Observe them scrupulously, so that no enemy may rob any of you in an idle and heedless moment; let no heretic deprive you of what has been given to you. Faith is rather like depositing in a bank the money entrusted to you, and God will surely demand an account of what you have deposited. In the words of the Apostle: I charge you before the God who gives life to all things, and before Christ who bore witness under Pontius Pilate in a splendid declaration, to keep unblemished this faith you have received, until the coming of our Lord Jesus Christ.

You have now been given life’s great treasure; when he comes, the Lord will ask for what he has entrusted to you. At the appointed time he will reveal himself, for he is the blessed and sole Ruler, King of kings, Lord of lords. He alone is immortal, dwelling in unapproachable light. No man has seen or ever can see him. To him be glory, honour and power forever and ever. Amen.

Christian Prayer With Jesus

God of truth and light,
you have entrusted to your Church the faith once delivered to the saints.
Grant that we may guard this treasure with integrity,
confess it with clarity,
and live by it with steadfast hearts.

Let your word, sealed in our memory and written on our hearts,
be our guide in trial and our strength in witness.
Keep us faithful to the confession of your Son,
until the day we behold him in the light unapproachable,
who lives and reigns with you and the Holy Spirit,
one God, forever and ever.
Amen.

Glossary Of Christian Terms

Creed: A formal statement of Christian belief summarising the essential doctrines of the faith, used in baptism and liturgy as a profession of unity.

Tradition: The living transmission of the faith through the teaching, worship, and life of the Church, distinct from but inseparable from Scripture.
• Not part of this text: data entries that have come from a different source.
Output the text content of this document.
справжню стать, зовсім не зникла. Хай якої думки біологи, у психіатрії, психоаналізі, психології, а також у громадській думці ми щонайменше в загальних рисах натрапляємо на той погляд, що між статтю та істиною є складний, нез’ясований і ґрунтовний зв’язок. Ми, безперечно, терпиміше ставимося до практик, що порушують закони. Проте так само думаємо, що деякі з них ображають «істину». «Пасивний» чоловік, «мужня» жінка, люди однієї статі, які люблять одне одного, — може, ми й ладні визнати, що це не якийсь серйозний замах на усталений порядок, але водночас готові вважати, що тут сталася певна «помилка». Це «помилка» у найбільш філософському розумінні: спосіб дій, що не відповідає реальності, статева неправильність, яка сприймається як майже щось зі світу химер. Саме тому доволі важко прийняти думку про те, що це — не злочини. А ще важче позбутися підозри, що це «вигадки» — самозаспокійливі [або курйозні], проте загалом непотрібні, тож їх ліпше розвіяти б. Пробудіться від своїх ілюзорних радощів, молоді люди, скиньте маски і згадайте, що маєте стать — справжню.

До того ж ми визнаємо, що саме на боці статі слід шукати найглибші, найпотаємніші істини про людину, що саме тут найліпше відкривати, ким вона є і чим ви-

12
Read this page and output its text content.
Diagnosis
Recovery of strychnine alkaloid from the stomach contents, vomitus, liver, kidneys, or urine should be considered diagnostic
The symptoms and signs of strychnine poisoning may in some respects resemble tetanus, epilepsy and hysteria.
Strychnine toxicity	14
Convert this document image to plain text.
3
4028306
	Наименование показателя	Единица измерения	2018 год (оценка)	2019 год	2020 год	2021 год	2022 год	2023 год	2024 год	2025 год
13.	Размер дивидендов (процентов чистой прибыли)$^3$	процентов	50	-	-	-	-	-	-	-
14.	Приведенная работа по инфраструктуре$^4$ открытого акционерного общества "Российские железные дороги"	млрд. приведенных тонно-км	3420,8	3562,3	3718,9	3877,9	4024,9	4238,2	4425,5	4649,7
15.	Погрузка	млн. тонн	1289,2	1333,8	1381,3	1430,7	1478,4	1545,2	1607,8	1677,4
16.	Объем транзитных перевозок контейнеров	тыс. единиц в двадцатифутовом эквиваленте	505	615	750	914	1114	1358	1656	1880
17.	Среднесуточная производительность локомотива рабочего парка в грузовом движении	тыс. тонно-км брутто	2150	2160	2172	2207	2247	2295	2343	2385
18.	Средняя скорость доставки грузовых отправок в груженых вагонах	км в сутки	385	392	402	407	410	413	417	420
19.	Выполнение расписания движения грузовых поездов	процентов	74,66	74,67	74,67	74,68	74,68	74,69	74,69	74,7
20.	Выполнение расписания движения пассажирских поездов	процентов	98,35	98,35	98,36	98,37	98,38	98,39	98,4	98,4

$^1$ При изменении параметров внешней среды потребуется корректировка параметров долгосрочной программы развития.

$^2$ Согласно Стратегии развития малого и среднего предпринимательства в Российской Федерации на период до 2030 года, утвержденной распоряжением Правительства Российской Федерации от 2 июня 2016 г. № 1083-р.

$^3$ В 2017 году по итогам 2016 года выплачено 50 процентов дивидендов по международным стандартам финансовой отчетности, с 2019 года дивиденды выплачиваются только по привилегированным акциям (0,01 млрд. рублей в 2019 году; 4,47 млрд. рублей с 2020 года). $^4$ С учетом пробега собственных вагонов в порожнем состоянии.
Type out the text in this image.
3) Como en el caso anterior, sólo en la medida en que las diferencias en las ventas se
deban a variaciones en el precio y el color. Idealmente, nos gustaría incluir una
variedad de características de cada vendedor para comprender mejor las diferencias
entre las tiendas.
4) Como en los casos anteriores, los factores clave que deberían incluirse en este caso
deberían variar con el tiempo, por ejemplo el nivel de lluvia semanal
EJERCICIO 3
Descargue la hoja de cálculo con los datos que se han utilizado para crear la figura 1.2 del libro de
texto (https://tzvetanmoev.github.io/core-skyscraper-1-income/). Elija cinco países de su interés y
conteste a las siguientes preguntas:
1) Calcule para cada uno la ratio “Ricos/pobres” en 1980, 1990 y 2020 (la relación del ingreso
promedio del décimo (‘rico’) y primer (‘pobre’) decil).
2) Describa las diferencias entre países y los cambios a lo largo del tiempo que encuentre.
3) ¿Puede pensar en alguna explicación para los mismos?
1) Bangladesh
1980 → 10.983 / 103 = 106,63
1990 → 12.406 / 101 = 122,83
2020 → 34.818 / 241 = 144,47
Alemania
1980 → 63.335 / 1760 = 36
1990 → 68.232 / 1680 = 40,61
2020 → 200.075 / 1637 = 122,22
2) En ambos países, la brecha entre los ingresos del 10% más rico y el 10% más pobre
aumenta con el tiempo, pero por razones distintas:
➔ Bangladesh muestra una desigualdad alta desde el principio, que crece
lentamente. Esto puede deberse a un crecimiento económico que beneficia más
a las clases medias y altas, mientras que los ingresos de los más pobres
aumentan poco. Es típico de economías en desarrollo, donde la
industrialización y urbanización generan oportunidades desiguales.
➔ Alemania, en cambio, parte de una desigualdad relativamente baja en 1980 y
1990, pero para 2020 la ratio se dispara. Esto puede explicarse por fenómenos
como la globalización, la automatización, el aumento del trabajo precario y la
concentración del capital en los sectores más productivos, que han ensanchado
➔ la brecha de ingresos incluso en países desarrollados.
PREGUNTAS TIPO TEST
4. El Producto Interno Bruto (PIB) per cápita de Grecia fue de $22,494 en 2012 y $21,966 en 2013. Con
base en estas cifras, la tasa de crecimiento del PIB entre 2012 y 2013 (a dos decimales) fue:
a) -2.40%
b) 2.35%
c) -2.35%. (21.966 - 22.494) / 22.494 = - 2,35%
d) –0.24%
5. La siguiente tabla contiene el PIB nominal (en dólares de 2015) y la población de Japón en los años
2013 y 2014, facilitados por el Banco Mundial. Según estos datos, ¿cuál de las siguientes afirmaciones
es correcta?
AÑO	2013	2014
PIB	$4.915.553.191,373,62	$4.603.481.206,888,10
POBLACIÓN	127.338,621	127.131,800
Orthodoxy: Right belief; adherence to the authentic teaching of the Church as opposed to heresy or deviation.

Heresy: A teaching or opinion that contradicts the defined doctrines of the Church.

Symbolum: The Latin term for ‘Creed,’ derived from the Greek symbolon, meaning a token or sign of recognition — a summary of faith identifying the believer.

Catechesis: Instruction in the faith given to those preparing for baptism or to the faithful seeking deeper understanding.

Eschatology: The study or doctrine of the ‘last things’ — death, judgment, heaven, and hell.

Deposit of Faith: The totality of revelation entrusted by Christ to the apostles and transmitted through Scripture and tradition.

Apostolic Tradition: The continuity of teaching and faith passed from the apostles through their successors in the Church.

Mustard Seed (Metaphor): A biblical image signifying the potential and vitality of faith, small in appearance but vast in effect.